For a more-complete discussion of this development, read our Legal Alert.
Ultimately, the Court's ruling dealt with whether a GSK sales representative was "making sales" within the meaning of the U.S. Labor Department's "outside salesman" exemption regulations. This necessitated the Court's interpretation of the term "sale" as it is used in the FLSA. The relevant Labor Department regulations contain additional requirements for exempt status, so employers should not take the Court's ruling to be broader than it is.
Also, employers should keep in mind that the Court's decision did not involve the requirements or parameters of any sales- or selling-based exemptions under the wage-hour laws of states or other jurisdictions.
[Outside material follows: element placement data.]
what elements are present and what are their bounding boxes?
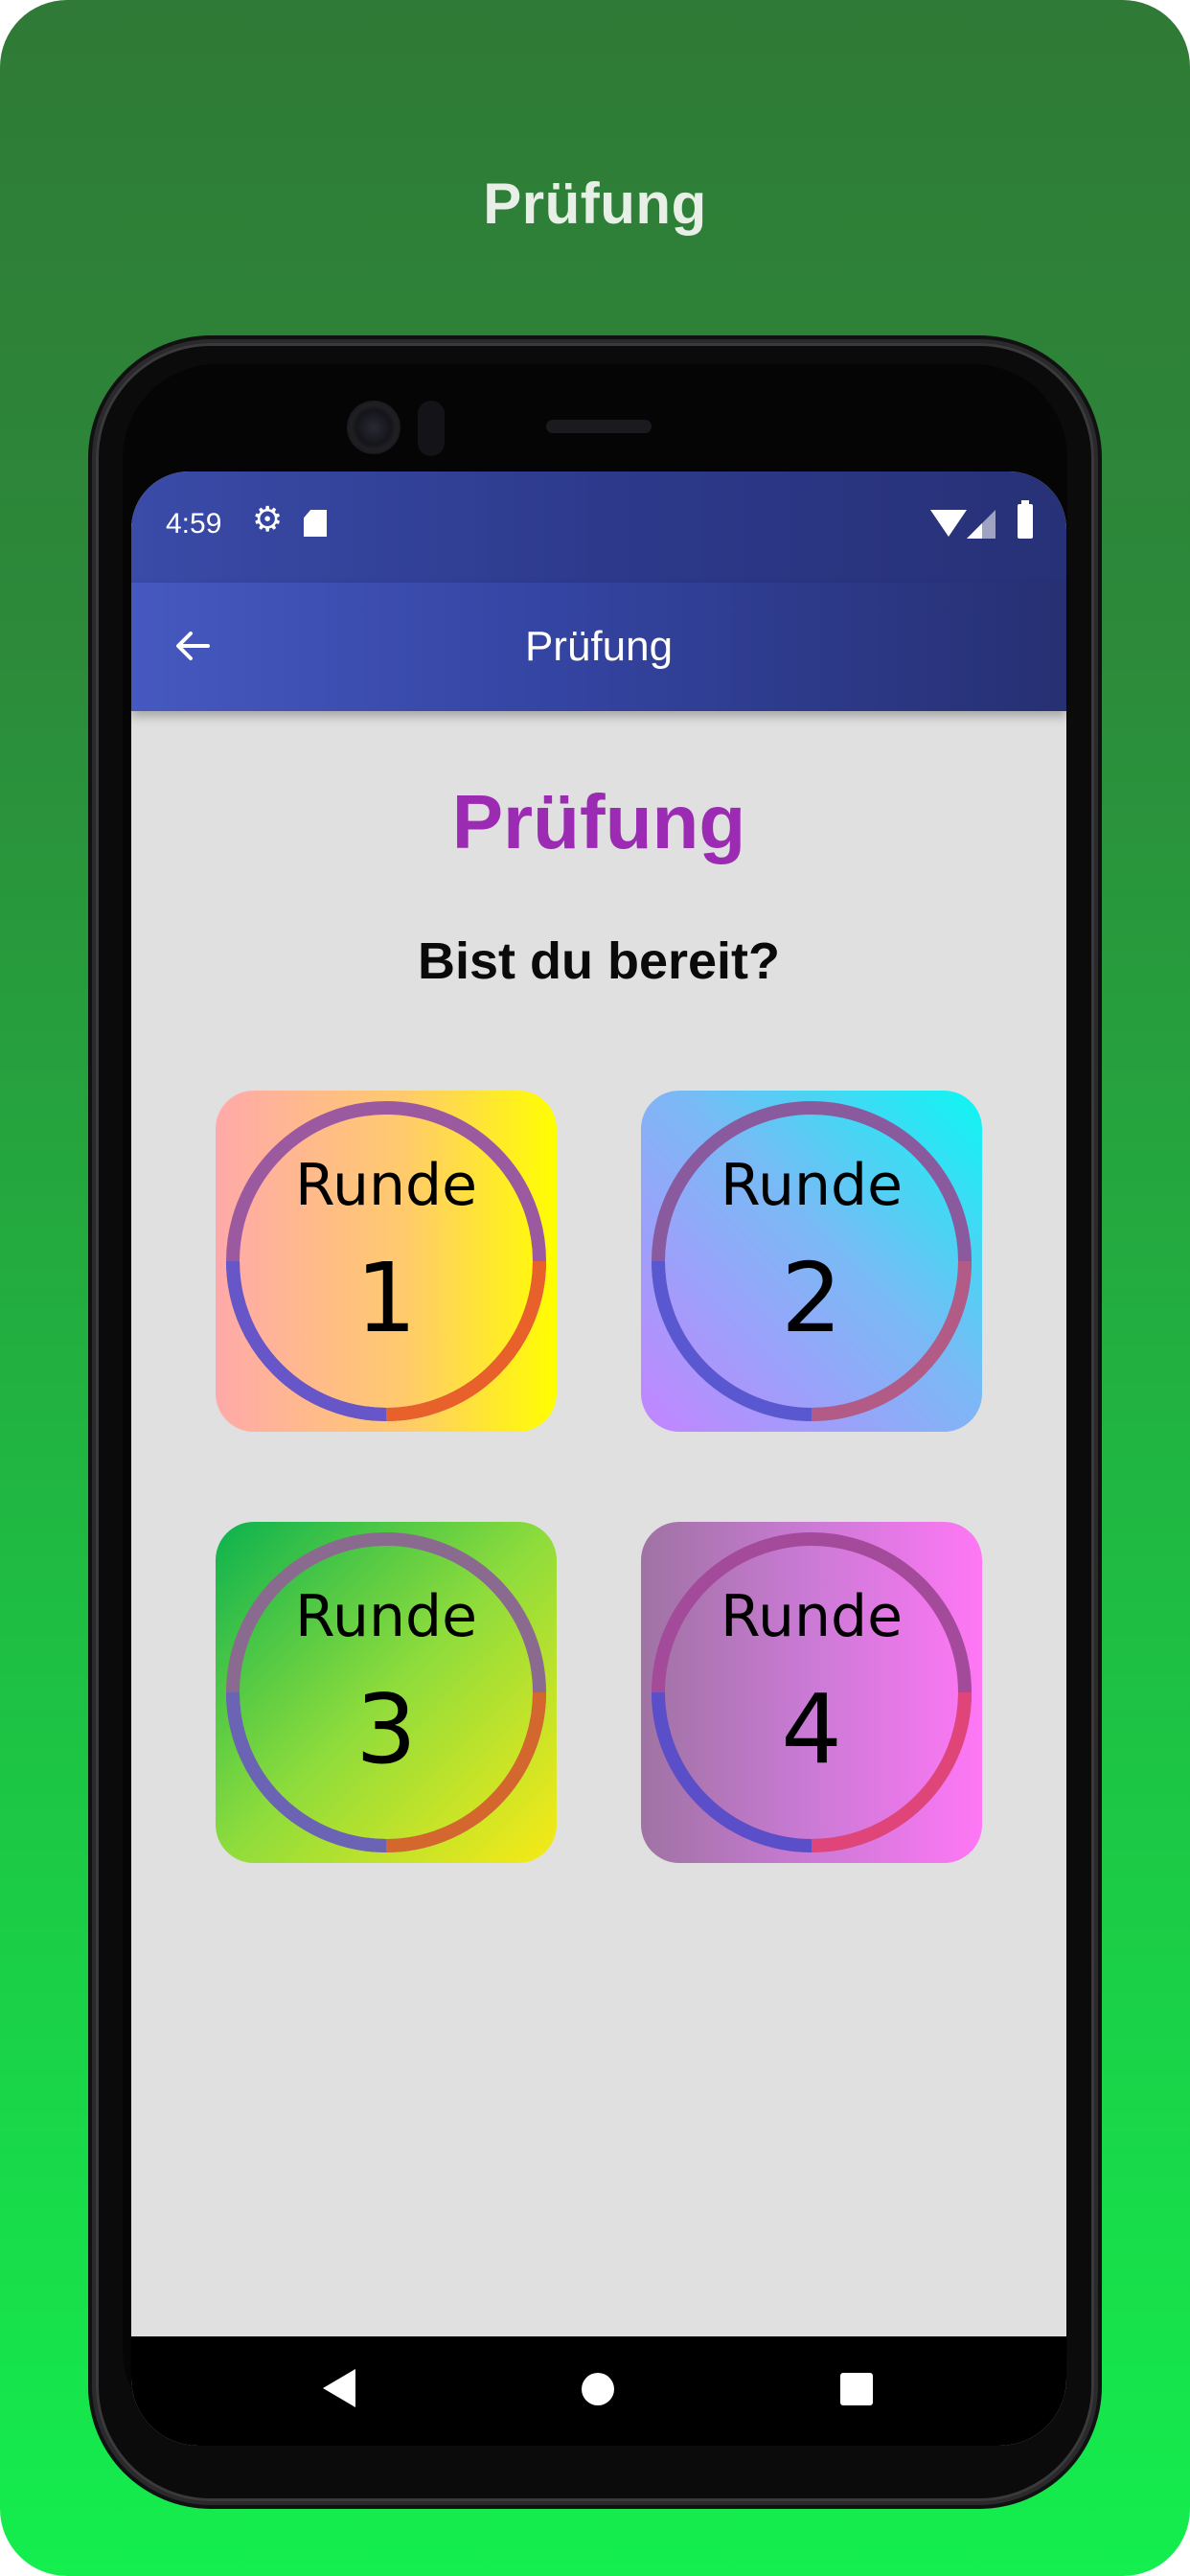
battery-icon bbox=[1018, 500, 1033, 539]
nav-home-icon[interactable] bbox=[582, 2373, 614, 2405]
round-card-1[interactable]: Runde 1 bbox=[216, 1091, 557, 1432]
wifi-icon bbox=[930, 510, 967, 537]
round-card-3[interactable]: Runde 3 bbox=[216, 1522, 557, 1863]
round-number: 4 bbox=[781, 1673, 842, 1785]
signal-strength-fill bbox=[967, 523, 982, 539]
earpiece-speaker bbox=[546, 420, 652, 433]
app-bar-title: Prüfung bbox=[524, 623, 674, 670]
round-label: Runde bbox=[294, 1583, 478, 1650]
round-label: Runde bbox=[294, 1152, 478, 1219]
status-bar: 4:59 ⚙ bbox=[131, 472, 1066, 583]
round-card-2[interactable]: Runde 2 bbox=[641, 1091, 982, 1432]
nav-recent-apps-icon[interactable] bbox=[840, 2373, 873, 2405]
round-card-4[interactable]: Runde 4 bbox=[641, 1522, 982, 1863]
system-nav-bar bbox=[131, 2336, 1066, 2446]
phone-screen: 4:59 ⚙ Prüfung Prüfung Bist du bereit? R… bbox=[131, 472, 1066, 2446]
round-label: Runde bbox=[720, 1583, 904, 1650]
app-bar: Prüfung bbox=[131, 583, 1066, 711]
page-title: Prüfung bbox=[451, 779, 746, 864]
round-number: 2 bbox=[781, 1242, 842, 1354]
round-number: 1 bbox=[355, 1242, 417, 1354]
nav-back-icon[interactable] bbox=[323, 2369, 355, 2407]
round-number: 3 bbox=[355, 1673, 417, 1785]
gear-icon: ⚙ bbox=[252, 499, 284, 539]
page-subtitle: Bist du bereit? bbox=[417, 932, 781, 990]
proximity-sensor bbox=[418, 401, 445, 456]
status-time: 4:59 bbox=[166, 508, 222, 540]
promo-page: Prüfung 4:59 ⚙ Prüfung Prüfung Bist du b… bbox=[0, 0, 1190, 2576]
round-label: Runde bbox=[720, 1152, 904, 1219]
sd-card-icon bbox=[304, 510, 327, 537]
front-camera-icon bbox=[347, 401, 400, 454]
promo-title: Prüfung bbox=[483, 172, 707, 236]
The Court refused to defer to USDOL's views expressed in a friend-of-the-Court brief to the effect that the sales representatives were not "making sales". The Court said that the pharmaceutical industry had had no "fair warning" of these views, and that accepting them now would cause "unfair surprise" and would impose potentially enormous liability for conduct that occurred before USDOL's position had been announced. The Court also observed that not until 2009 had USDOL ever challenged the decades-long, industry-wide practice of treating such employees as exempt. The only plausible explanation the Court could see for this was that USDOL had acquiesced in the industry's practice.
Much the same thing can be said about other USDOL pronouncements in recent times, especially its April 2011 commentary embracing unprecedented fluctuating-workweek "interpretations". Perhaps today's ruling will persuade the courts to reject those positions also.